Jetzt scheint es eher so zu sein, dass man sich vor dem Beginn der schlechteren Zeiten noch einmal dem nostalgischen Augenblick des rauschhaften Feierns hingeben möchte, dabei einer Zeit huldigend, in der ein Fest noch kein geglättetes Event war. Davon abgesehen feiert ein Londoner Restaurant schon seit Jahren Silvester im Stil der Prohibitionszeit, Hochprozentiges gibt es in Tassen, das Publikum kleidet sich mehr oder weniger stilecht. Auch in Dresden bedient man sich des historischen Mottos, leider in der Umsetzung nicht wie im legendären New Yorker Cotton Club der 20er Jahre, mit großer Band und Tänzerinnen, sondern mit einem Grammophon-DJ.
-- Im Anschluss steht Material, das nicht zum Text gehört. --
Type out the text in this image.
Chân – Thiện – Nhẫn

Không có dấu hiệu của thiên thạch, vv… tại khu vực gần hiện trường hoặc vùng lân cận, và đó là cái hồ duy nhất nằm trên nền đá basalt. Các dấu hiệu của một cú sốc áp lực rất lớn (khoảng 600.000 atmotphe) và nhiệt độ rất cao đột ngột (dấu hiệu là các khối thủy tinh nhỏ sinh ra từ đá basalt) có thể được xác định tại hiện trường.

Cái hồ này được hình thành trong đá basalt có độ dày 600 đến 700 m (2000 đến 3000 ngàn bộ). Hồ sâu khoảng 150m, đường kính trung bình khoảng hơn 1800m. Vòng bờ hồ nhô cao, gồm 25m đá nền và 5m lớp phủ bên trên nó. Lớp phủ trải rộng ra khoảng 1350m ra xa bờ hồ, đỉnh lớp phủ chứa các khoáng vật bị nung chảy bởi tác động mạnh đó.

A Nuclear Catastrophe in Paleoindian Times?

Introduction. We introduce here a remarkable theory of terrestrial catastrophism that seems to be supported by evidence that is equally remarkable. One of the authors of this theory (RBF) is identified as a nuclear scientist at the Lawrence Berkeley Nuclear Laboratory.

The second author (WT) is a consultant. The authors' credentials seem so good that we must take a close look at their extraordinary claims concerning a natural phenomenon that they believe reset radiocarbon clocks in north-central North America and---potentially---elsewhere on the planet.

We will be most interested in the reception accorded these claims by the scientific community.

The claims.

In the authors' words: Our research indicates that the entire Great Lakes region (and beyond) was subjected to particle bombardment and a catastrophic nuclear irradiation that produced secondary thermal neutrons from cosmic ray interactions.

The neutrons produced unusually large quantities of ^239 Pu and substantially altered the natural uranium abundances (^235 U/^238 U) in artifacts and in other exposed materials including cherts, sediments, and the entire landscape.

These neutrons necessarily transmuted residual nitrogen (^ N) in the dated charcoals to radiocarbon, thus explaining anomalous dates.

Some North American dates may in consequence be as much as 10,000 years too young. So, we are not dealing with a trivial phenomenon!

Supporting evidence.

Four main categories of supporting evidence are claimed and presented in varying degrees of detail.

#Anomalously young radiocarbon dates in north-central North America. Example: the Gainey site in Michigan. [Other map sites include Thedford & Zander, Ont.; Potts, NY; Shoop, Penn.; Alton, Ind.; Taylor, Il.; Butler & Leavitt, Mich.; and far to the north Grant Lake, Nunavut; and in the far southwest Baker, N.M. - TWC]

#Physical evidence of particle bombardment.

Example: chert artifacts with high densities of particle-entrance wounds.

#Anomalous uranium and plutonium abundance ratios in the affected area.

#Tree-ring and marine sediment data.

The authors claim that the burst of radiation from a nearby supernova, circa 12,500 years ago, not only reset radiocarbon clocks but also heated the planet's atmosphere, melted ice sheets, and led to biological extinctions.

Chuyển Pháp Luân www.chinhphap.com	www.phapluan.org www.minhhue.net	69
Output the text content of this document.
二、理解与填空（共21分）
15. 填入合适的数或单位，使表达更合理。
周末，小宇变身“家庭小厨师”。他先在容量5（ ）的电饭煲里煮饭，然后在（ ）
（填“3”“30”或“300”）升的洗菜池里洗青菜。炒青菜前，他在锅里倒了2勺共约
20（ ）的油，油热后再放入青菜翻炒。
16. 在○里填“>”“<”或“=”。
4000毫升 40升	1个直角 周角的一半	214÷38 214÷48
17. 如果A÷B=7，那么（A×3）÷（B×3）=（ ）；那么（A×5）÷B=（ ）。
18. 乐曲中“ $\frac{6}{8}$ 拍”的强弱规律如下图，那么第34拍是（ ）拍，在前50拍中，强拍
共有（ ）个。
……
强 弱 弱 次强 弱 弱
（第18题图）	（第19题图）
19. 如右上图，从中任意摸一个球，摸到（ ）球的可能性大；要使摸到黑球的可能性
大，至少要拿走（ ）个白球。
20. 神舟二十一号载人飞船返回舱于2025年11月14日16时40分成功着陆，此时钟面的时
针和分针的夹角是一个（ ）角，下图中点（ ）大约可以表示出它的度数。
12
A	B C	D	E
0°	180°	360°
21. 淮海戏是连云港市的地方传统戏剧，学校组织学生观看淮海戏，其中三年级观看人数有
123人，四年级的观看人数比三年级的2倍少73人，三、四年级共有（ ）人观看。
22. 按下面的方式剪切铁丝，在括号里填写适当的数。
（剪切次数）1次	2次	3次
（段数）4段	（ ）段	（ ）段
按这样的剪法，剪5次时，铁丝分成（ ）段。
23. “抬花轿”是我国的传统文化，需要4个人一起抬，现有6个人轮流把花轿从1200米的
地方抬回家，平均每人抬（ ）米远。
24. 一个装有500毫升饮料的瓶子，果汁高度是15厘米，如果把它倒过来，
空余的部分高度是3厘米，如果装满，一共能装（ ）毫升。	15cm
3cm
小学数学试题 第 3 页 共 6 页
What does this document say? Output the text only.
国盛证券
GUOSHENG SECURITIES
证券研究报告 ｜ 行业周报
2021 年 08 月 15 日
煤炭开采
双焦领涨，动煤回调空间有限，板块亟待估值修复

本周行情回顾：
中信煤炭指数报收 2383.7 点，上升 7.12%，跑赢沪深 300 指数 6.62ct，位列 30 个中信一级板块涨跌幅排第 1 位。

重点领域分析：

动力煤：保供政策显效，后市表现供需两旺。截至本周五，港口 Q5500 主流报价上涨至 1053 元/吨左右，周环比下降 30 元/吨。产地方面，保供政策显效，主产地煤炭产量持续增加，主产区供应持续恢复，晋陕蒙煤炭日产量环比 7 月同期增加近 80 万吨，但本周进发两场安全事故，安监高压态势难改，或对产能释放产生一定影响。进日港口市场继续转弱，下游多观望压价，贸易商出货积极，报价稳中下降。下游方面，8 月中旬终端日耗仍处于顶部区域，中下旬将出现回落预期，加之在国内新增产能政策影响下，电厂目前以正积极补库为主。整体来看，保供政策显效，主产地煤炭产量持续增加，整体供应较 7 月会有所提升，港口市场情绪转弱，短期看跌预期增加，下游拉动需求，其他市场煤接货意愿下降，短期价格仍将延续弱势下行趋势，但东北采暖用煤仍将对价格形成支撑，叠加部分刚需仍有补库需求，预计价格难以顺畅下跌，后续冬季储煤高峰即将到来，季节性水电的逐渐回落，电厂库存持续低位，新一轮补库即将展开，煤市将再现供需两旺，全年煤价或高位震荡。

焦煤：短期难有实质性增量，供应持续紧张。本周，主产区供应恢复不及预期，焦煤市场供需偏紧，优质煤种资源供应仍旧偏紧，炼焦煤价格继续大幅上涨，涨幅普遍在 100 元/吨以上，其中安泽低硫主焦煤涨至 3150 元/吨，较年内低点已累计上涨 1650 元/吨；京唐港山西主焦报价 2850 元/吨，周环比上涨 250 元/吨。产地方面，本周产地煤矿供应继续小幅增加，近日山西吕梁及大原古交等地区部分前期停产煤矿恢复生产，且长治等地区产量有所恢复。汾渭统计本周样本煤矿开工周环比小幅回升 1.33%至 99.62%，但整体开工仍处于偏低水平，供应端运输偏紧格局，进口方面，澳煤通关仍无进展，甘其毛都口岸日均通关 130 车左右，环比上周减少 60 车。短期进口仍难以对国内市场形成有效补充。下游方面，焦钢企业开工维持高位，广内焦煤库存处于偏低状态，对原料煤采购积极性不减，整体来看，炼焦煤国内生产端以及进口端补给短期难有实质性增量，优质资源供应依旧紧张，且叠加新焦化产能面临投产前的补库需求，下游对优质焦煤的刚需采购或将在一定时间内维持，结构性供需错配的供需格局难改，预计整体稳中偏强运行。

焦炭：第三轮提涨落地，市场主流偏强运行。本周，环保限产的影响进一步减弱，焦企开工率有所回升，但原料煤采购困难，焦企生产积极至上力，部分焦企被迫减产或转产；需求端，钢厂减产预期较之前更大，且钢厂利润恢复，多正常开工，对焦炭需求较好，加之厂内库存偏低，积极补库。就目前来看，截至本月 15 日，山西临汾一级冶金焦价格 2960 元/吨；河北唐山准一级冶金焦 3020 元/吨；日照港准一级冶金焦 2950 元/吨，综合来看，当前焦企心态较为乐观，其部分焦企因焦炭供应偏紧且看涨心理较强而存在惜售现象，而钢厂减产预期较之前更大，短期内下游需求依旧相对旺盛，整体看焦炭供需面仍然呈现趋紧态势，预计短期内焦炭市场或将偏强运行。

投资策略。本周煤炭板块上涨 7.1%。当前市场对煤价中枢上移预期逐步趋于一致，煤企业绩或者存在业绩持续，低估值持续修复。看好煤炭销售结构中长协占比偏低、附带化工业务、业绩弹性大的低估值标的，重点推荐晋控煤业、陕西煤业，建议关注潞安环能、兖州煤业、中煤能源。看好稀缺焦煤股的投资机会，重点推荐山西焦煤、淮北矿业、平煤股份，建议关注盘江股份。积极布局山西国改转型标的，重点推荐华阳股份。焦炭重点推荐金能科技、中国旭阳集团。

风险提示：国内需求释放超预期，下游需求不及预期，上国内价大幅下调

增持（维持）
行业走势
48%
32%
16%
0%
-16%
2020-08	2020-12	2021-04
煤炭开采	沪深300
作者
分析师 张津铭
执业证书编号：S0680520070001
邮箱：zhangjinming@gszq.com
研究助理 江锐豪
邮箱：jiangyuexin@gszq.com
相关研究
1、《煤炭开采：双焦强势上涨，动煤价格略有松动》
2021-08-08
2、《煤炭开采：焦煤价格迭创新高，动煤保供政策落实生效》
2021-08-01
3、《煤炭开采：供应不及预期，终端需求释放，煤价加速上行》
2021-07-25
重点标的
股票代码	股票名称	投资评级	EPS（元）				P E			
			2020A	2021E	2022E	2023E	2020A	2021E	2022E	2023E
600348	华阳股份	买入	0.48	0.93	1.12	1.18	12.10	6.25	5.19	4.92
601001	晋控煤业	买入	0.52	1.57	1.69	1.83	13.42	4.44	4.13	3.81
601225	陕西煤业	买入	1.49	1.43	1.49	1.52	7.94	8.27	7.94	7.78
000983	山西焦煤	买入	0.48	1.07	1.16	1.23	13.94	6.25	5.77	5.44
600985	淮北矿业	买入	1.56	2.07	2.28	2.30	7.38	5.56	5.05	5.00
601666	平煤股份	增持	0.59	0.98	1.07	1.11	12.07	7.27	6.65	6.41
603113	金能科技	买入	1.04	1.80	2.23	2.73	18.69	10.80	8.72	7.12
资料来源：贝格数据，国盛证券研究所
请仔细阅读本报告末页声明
Wer weiß, was kommt? Selbst große Banken schaffen es nicht, sich selbst vor der Pleite zu retten, wie soll ich das hinbekommen? Ohne Silvestergage durch den Januar kommen? Die fransig hängenden Flapperkleider gibt es in jedem Faschingskatalog, der Trend ist schon fast eine Massenbewegung. Wie kann ich noch auf den Zug aufspringen?
Vielleicht wird es ja auch nicht so schlimm. Anders als 1929 ist man ja Milton Freemans Rat gefolgt und hat den Markt mit frischem Geld versorgt, damit es nicht zu einer Depression wie in den 30er Jahren kommt. Vielleicht gibt es ja bald wirklich für jeden einen Konsumgutschein. Ich würde den dann in einen Charleston-Kurs investieren. Oder in Tanzschuhe, falls der Gutschein nicht direkt in Bildung eingetauscht werden darf. Da wird ja eher gespart. Auch hat mir ein wohlmeinender Kollege ein Formular gemailt, auf dem ich meinen Anteil an den 500.000.000 Euro vom Bundesfinanzminister anfordern kann. Das sind um die 6.000 Euro. Mit denen werde ich eine Agentur für Prohibitionsfeiern gründen.